We will now sample from the GPT-2 model i.e. generate output based on a prompt. We will implement greedy decoding and top-k sampling.

  1. Greedy decoding

    Greedy decoding amounts to choosing the most probable next token for the given input prompt. Hence you should pick the argmax of the last logit in the output logits. The procedure is as follows:

    • tokenize some input sentence
    • pass the tokens through the model
    • select the logit corresponding to the last token in the input sequence
    • choose the index of the largest logit value (i.e. most likely next token); this can be done using the argmax method of the given logit
    • append the most likely token to the input sequence
    • repeat the above steps until the number of tokens equal max_length

    Implement a function greedy_decoding that takes as input a logit and returns the most likely next token (an integer).

    def greedy_decoding(logit: torch.Tensor) -> int:
        ...

    To make it general enough to handle greedy decoding and top-k sampling, you should also implement a function generate_text with the following signature:

    def generate_text(
        model: GPT2LMHeadModel,
        tokens: torch.Tensor,
        max_length: int,
        sample_fn: Callable[[torch.Tensor], int] = greedy_decoding,
    ) -> torch.Tensor:
        ...

    i.e. it takes the model, some input tokens (as a tensor), a max_length parameter and some function sample_fn that takes as input a tensor (logit) and returns a token (the sampled next token).

    If everything is done correctly, when running

    tokens = generate_text(
        model,
        tokenizer("Hello world,", return_tensors="pt")["input_ids"],
        max_length=26,
        sample_fn=greedy_decoding,
    )
    print(tokenizer.decode(tokens[0]))

    you should get output similar to:

    Hello world, I'm not sure what to say.
    
    "I'm sorry, but I'm not sure what to say.
  2. Top-k sampling

    top-k sampling selects the next token by sampling from the top \(k\) tokens (measured by logit value) with the weights given the by their logit values. To do this, you should use the .topk method on the last logit of the sequence to get the indices and logit values corresponding to the top \(k\) tokens. Next, you should sample the next token using a categorical distribution implemented in PyTorch here; you should insert the logits of the top \(k\) tokens into the constructor.

    You can import the distribution as:

    from torch.distributions.categorical import Categorical

    Hence, implement a function topk_sampling

    def topk_sampling(logit: torch.Tensor, k: int = 10) -> int:
        ...

    that samples the next token, based on top \(k\) sampling, given an input logit.
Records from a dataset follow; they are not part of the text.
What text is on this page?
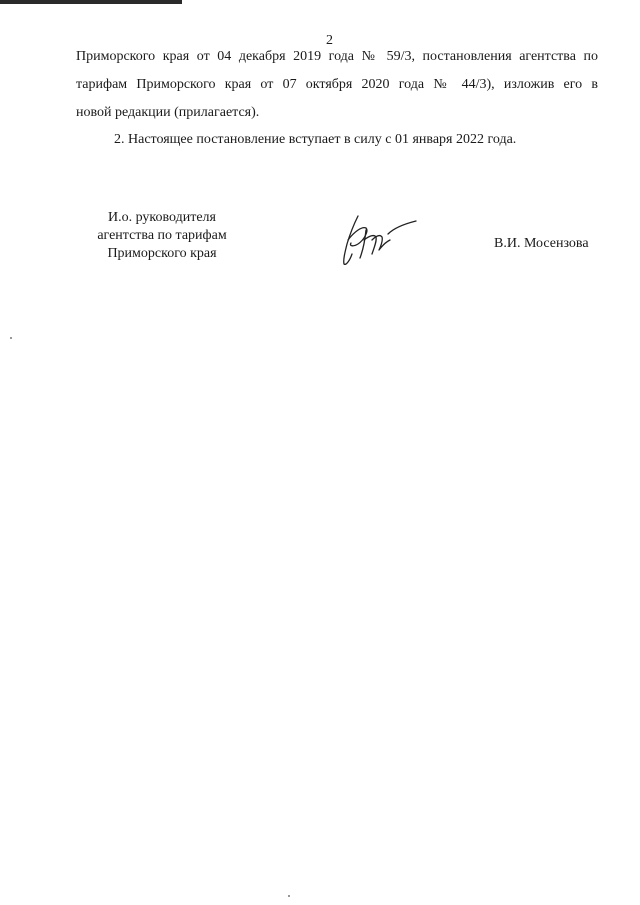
2

Приморского края от 04 декабря 2019 года № 59/3, постановления агентства по
тарифам Приморского края от 07 октября 2020 года № 44/3), изложив его в
новой редакции (прилагается).

2. Настоящее постановление вступает в силу с 01 января 2022 года.

И.о. руководителя
агентства по тарифам
Приморского края
В.И. Мосензова
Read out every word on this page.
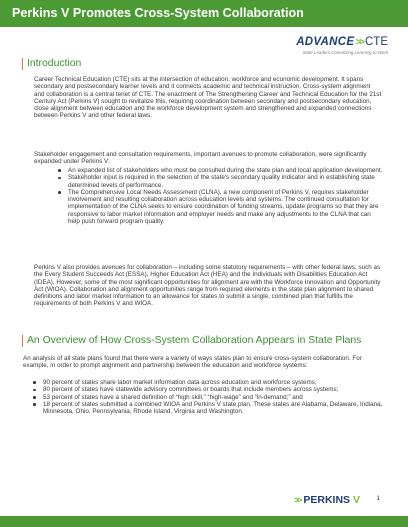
Perkins V Promotes Cross-System Collaboration
ADVANCE>> CTE
State Leaders Connecting Learning to Work
Introduction

Career Technical Education (CTE) sits at the intersection of education, workforce and economic development. It spans secondary and postsecondary learner levels and it connects academic and technical instruction. Cross-system alignment and collaboration is a central tenet of CTE. The enactment of The Strengthening Career and Technical Education for the 21st Century Act (Perkins V) sought to revitalize this, requiring coordination between secondary and postsecondary education, close alignment between education and the workforce development system and strengthened and expanded connections between Perkins V and other federal laws.

Stakeholder engagement and consultation requirements, important avenues to promote collaboration, were significantly expanded under Perkins V:

An expanded list of stakeholders who must be consulted during the state plan and local application development.
Stakeholder input is required in the selection of the state's secondary quality indicator and in establishing state determined levels of performance.
The Comprehensive Local Needs Assessment (CLNA), a new component of Perkins V, requires stakeholder involvement and resulting collaboration across education levels and systems. The continued consultation for implementation of the CLNA seeks to ensure coordination of funding streams, update programs so that they are responsive to labor market information and employer needs and make any adjustments to the CLNA that can help push forward program quality.

Perkins V also provides avenues for collaboration – including some statutory requirements – with other federal laws, such as the Every Student Succeeds Act (ESSA), Higher Education Act (HEA) and the Individuals with Disabilities Education Act (IDEA). However, some of the most significant opportunities for alignment are with the Workforce Innovation and Opportunity Act (WIOA). Collaboration and alignment opportunities range from required elements in the state plan alignment to shared definitions and labor market information to an allowance for states to submit a single, combined plan that fulfills the requirements of both Perkins V and WIOA.

An Overview of How Cross-System Collaboration Appears in State Plans

An analysis of all state plans found that there were a variety of ways states plan to ensure cross-system collaboration. For example, in order to prompt alignment and partnership between the education and workforce systems:

90 percent of states share labor market information data across education and workforce systems;
80 percent of states have statewide advisory committees or boards that include members across systems;
53 percent of states have a shared definition of “high skill,” “high-wage” and “in-demand;” and
18 percent of states submitted a combined WIOA and Perkins V state plan. These states are Alabama, Delaware, Indiana, Minnesota, Ohio, Pennsylvania, Rhode Island, Virginia and Washington.
>> PERKINS V	1
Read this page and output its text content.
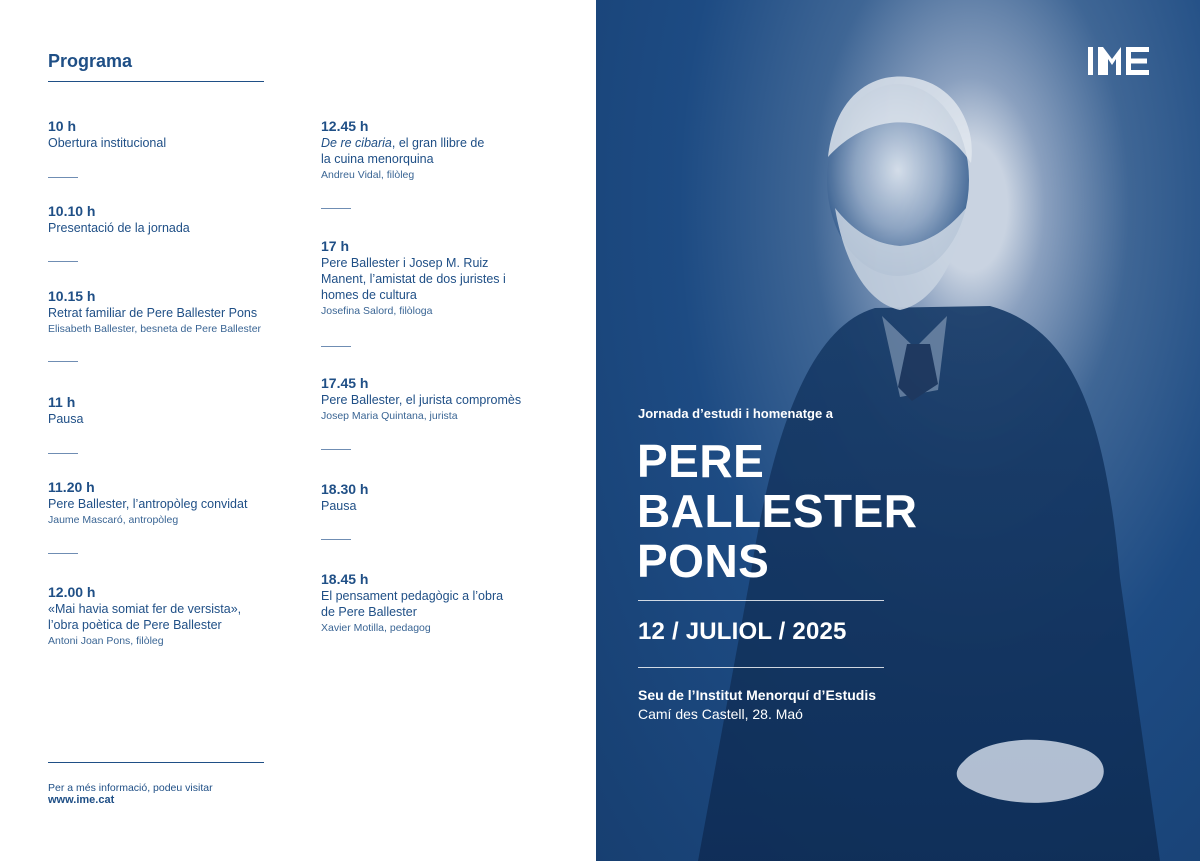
Programa
10 h
Obertura institucional
10.10 h
Presentació de la jornada
10.15 h
Retrat familiar de Pere Ballester Pons
Elisabeth Ballester, besneta de Pere Ballester
11 h
Pausa
11.20 h
Pere Ballester, l’antropòleg convidat
Jaume Mascaró, antropòleg
12.00 h
«Mai havia somiat fer de versista», l’obra poètica de Pere Ballester
Antoni Joan Pons, filòleg
Per a més informació, podeu visitar
www.ime.cat
12.45 h
De re cibaria, el gran llibre de la cuina menorquina
Andreu Vidal, filòleg
17 h
Pere Ballester i Josep M. Ruiz Manent, l’amistat de dos juristes i homes de cultura
Josefina Salord, filòloga
17.45 h
Pere Ballester, el jurista compromès
Josep Maria Quintana, jurista
18.30 h
Pausa
18.45 h
El pensament pedagògic a l’obra de Pere Ballester
Xavier Motilla, pedagog
Jornada d’estudi i homenatge a
PERE
BALLESTER
PONS
12 / JULIOL / 2025
Seu de l’Institut Menorquí d’Estudis
Camí des Castell, 28. Maó
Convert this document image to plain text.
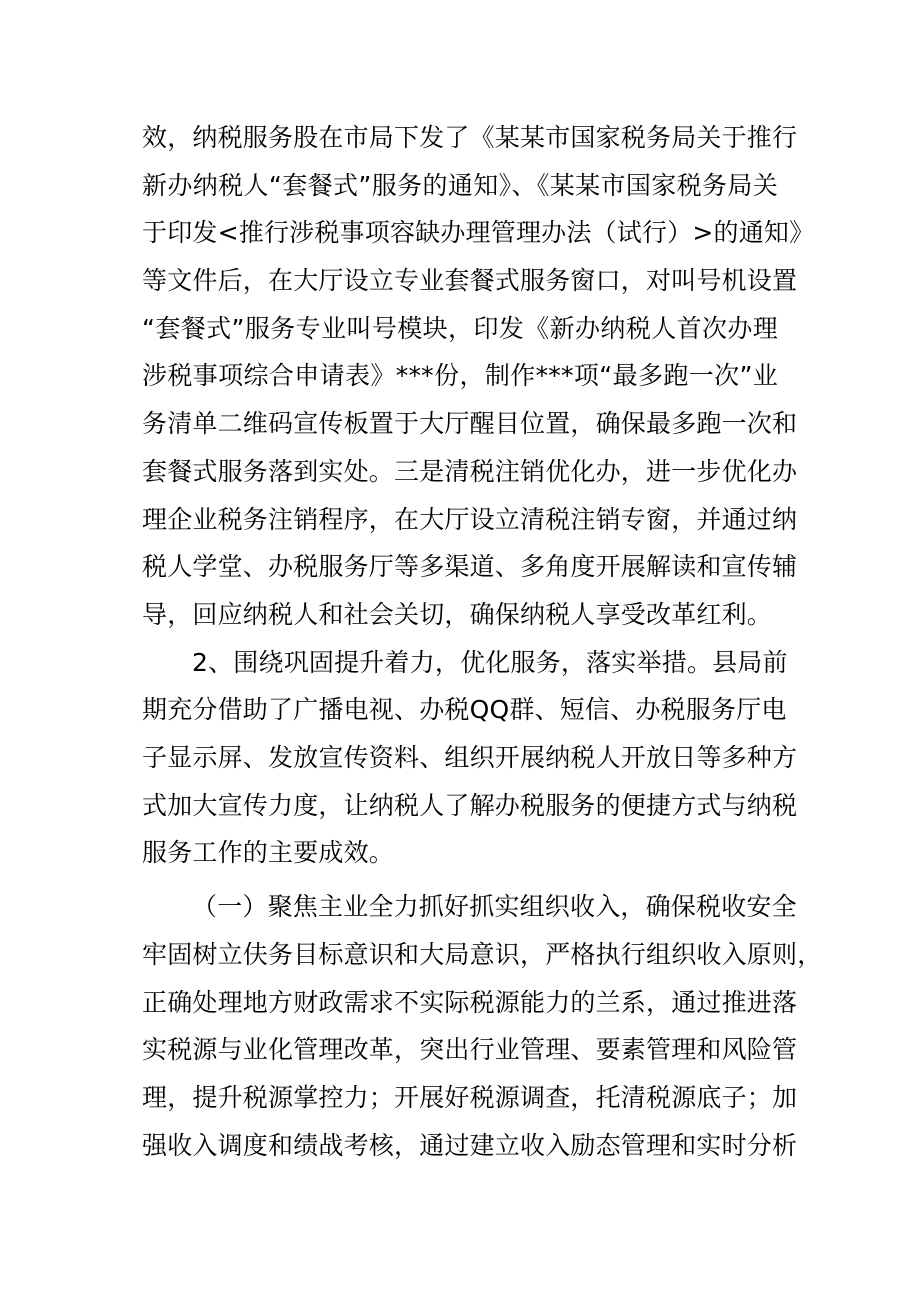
效，纳税服务股在市局下发了《某某市国家税务局关于推行
新办纳税人“套餐式”服务的通知》、《某某市国家税务局关
于印发<推行涉税事项容缺办理管理办法（试行）>的通知》
等文件后，在大厅设立专业套餐式服务窗口，对叫号机设置
“套餐式”服务专业叫号模块，印发《新办纳税人首次办理
涉税事项综合申请表》***份，制作***项“最多跑一次”业
务清单二维码宣传板置于大厅醒目位置，确保最多跑一次和
套餐式服务落到实处。三是清税注销优化办，进一步优化办
理企业税务注销程序，在大厅设立清税注销专窗，并通过纳
税人学堂、办税服务厅等多渠道、多角度开展解读和宣传辅
导，回应纳税人和社会关切，确保纳税人享受改革红利。
2、围绕巩固提升着力，优化服务，落实举措。县局前
期充分借助了广播电视、办税QQ群、短信、办税服务厅电
子显示屏、发放宣传资料、组织开展纳税人开放日等多种方
式加大宣传力度，让纳税人了解办税服务的便捷方式与纳税
服务工作的主要成效。
（一）聚焦主业全力抓好抓实组织收入，确保税收安全
牢固树立伕务目标意识和大局意识，严格执行组织收入原则，
正确处理地方财政需求不实际税源能力的兰系，通过推进落
实税源与业化管理改革，突出行业管理、要素管理和风险管
理，提升税源掌控力；开展好税源调查，托清税源底子；加
强收入调度和绩战考核，通过建立收入励态管理和实时分析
    With the generate_text function defined as in the previous exercise, you should be able to generate text by simply changing sample_fn from greedy_decoding to topk_sampling.

    If you run:

    from functools import partial
    
    torch.manual_seed(2025)
    tokens = generate_text(
        model,
        tokenizer("Hello world,", return_tensors="pt")["input_ids"],
        max_length=65,
        sample_fn=partial(topk_sampling, k=10),
    )
    print(tokenizer.decode(tokens[0]))

    you should get output equivalent to:

    Hello world, this is not the end of the world. We've got to have something to do with it, because if we don't then things can change. The next big thing is the future.
    
    It is also the future that is the future of the world. It is a world in which people can live

    Deep stuff!

Optional: Exercise 3 - Implementing GPT-2

See Andrey Karpathy’s video Let’s reproduce GPT-2 (124M).